I agree that the 1500 hour rule isn't going to solve anything but it does stop the airlines from abusing the system just a bit. Starting pilot flight time really isn't the problem.
1500 hours in a single engine teaching kids (probably foreigners) is tough work and builds solid experience but it doesn't make you an experienced airline pilot.
The reality is that if the regional airlines raised entry level pay for first officers significantly, suddenly people with 1500 hours would no longer be competitive for those jobs so they'd be spending 2500-3000 hours instructing instead of 1500 hours. There's plenty of higher time pilots that would take the jobs instead.
This is actually how it used to be....20-30 years ago people with 1500 hours didn't get hired at regionals (flying 19 seat turboprops) and those that did got paid better than new hire RJ co pilots today (adjusting for inflation).

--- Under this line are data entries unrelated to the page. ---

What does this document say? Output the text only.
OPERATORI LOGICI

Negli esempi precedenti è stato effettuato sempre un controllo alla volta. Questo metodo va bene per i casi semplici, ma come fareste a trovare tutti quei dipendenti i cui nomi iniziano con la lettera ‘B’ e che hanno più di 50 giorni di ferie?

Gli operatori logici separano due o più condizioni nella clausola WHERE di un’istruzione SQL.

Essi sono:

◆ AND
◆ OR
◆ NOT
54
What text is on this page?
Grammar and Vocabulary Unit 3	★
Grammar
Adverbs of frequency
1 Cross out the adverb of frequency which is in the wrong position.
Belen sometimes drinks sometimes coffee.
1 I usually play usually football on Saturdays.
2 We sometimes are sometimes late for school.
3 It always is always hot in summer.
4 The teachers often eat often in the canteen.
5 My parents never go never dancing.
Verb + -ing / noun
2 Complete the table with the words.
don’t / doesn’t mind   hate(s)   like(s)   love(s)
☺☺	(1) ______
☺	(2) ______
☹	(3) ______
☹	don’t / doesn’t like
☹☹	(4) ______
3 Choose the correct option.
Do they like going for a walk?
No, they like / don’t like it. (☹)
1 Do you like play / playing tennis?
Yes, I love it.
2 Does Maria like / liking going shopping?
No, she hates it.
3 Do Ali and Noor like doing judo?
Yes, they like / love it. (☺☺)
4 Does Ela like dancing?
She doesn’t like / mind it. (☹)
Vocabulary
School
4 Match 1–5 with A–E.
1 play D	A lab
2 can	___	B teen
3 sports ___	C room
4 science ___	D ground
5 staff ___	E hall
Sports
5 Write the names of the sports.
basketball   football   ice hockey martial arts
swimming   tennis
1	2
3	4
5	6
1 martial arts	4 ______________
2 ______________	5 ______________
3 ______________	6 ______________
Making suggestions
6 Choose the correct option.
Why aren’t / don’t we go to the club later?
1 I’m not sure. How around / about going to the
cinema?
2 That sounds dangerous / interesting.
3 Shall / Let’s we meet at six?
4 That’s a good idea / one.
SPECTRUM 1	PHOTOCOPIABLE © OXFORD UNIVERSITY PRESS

They also didn't expect to spend more than a few years at the regionals since they only made up about ten percent of the workforce.
In other words...we didn't need a 1500 hour rule back then because the regional airlines didn't hire people with such low time anyway.
I'm advocating a free and open market where new pilot pay is based on market rates which will always be rock bottom for someone who has no airline experience.
But I think that the airlines should be free to hire pilots at any experience level and at higher pay to attract them without those higher time pilots being lumped into the same new hire category as the zero time pilots.